Total Landed Cost (TLC) is the sum of all the costs of an item to get it landed domestically. While it is a simple concept, it is reasonably difficult for organizations to calculate. This article will discuss why it is a challenge for companies to calculate, and how companies tend to operate in absence of an ability to calculate total landed cost.Let's first start with an example. ACME Apparel is an apparel company. They are looking to have shirts made. Where should they have their shirts made, and by whom? In today's global world, that is not an easy question to answer. There are nearly an infinite number of options, ranging from having the shirts made domestically, to near-shoring them from Mexico, to having them off-shored to China, Vietnam, of Bangladesh.Let's assume that ACME has decided not to have the shirts made domestically. How could ACME determine whether or not to make the shirts in Mexico, or China? If cost were the only dimension, (let's assume quality would be equivalent from all locations and that time is not a factor), then ACME should figure out how much it would cost to get the shirts landed in the US. As it turns out, this is not an easy task.
What Cost Elements Go into Total Landed Cost?
There are many cost elements that go into determining the total landed cost of an item. The product cost, which is obvious, is only one element. While it is easy to get costing from different vendors as to how much a shirt would cost to make in China ($3/shirt) or in Mexico ($7/shirt), it is not simply a matter of looking at those two prices and saying that we should have shirts made in China because it is cheaper.
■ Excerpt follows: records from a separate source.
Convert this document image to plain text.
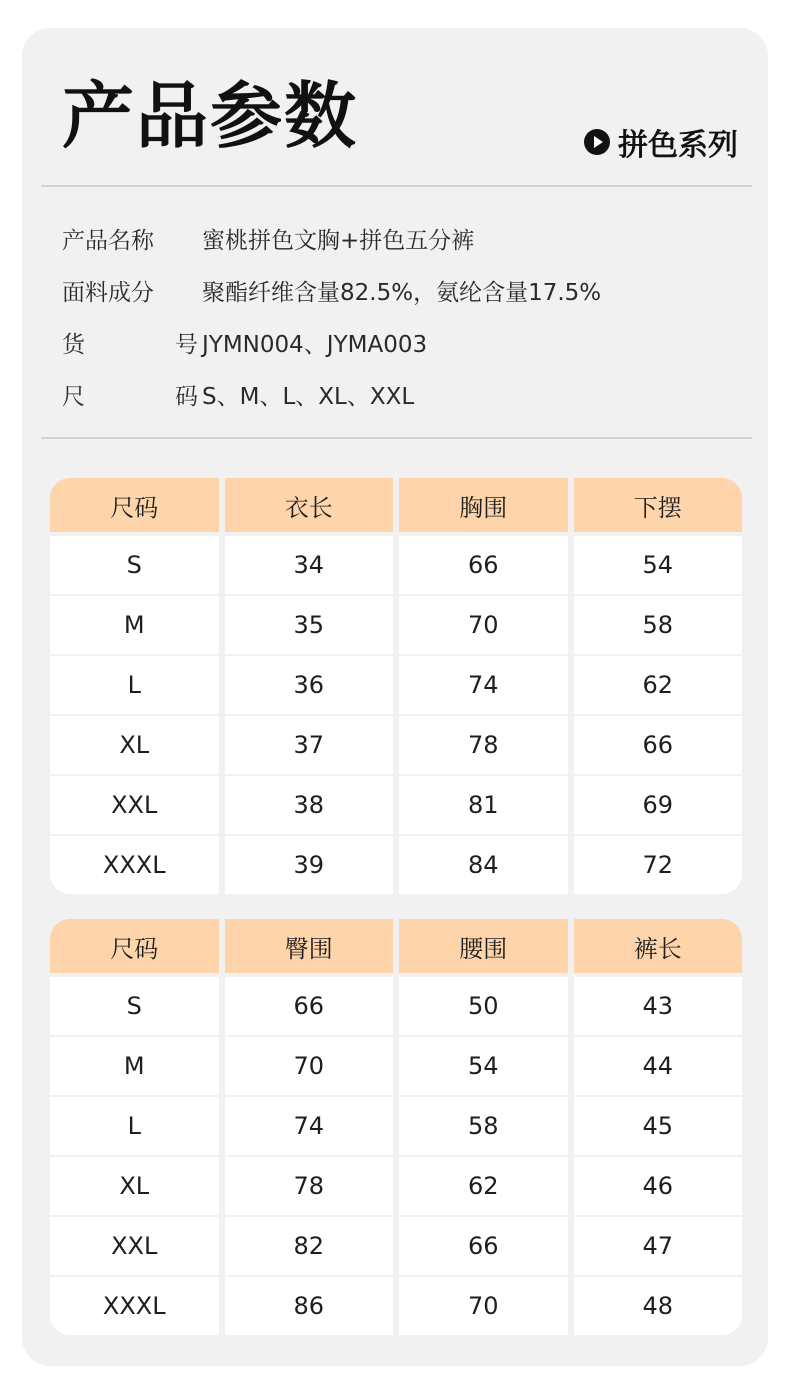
产品参数	拼色系列
产品名称 蜜桃拼色文胸+拼色五分裤
面料成分 聚酯纤维含量82.5%，氨纶含量17.5%
货	号 JYMN004、JYMA003
尺	码 S、M、L、XL、XXL
尺码	衣长	胸围	下摆
S	34	66	54
M	35	70	58
L	36	74	62
XL	37	78	66
XXL	38	81	69
XXXL	39	84	72
尺码	臀围	腰围	裤长
S	66	50	43
M	70	54	44
L	74	58	45
XL	78	62	46
XXL	82	66	47
XXXL	86	70	48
There are other costs that need to be factored in.The shirts made in Mexico could be coming from a factory just on the other side of the border. To get them into the US would be simply a truck drive, which is reasonably inexpensive. The shirts made in Chain require transportation from China to the US. This transportation is expensive and complicated, and as such, requires additional services to execute. Let's take a look at some of the costs that will be incurred:
- Freight - This is the cost of the transportation from the origination point to the destination point. This is often done by a freight forwarder who coordinates the movement of the container from the foreign port to the domestic port.
- Insurance - Most companies insure their goods during transportation.
- Drayage - Drayage is the movement of the container from the port to the warehouse.
- Commissions - Since you often don't know the foreign countries, you may use agents to help you navigate the landscape. They would be paid a commission on the goods that you purchase.
- Duties, Fees, and Taxes - When importing goods, you are required to pay duties, fees, and taxes on the goods being imported. The duties are somewhat dependent on where the goods are originating. Certain fees are dependent on the mode of transportation. For instance, if you are bringing in the goods at an ocean port, there is a Harbor Maintenance Fee (HMF) that is required to be paid, while bring in goods by truck do not require that fee.
- Customs Brokerage - The customs brokers are expert in the customs filing process, and most companies use them.
- Warehousing - Most product that you purchase will need to be stored. When buying product from overseas, you will likely need to carry more inventory and therefore store the inventory in a domestic warehouse. Since Mexico is much closer to the US, it is possible that your vendor in Mexico would absorb the storage cost and maintain inventory in Mexico.
Now, when we look at this non-exhaustive list of costs that would be applied to the shirt that we want made, it becomes clear that many of these costs elements will be higher when buying overseas, and lower as you get closer to home. However, what is not clear is how much the total landed cost is for each destination.
When to Calculate Total Landed Cost?
There are two point in time when the calculation of total landed cost could be useful. The first, and most likely point that companies would calculate total landed cost would be once the goods have been received, and the various invoices have been collected for that shipment. At this point, a financial analyst would be able to aggregate the various costs, allocate them to the shirts, and determine exactly how much it has cost to have them landed.Understanding total landed cost is important, even if it is being calculated after the fact. It will allow the company to make better decisions in the future, hopefully. Were these shirts profitable? (Assuming we know how much they are being sold for.) Do we need to raise the price? Do we need to investigate alternatives for manufacturing?
The second (and more useful point in time) to calculate total landed cost is on a pro forma basis. Being able to, in advance, calculate the total landed cost from a variety of locations, enables you to make real-time buying decisions. These real-time decisions could save you hundreds of thousands, or millions of dollars each year.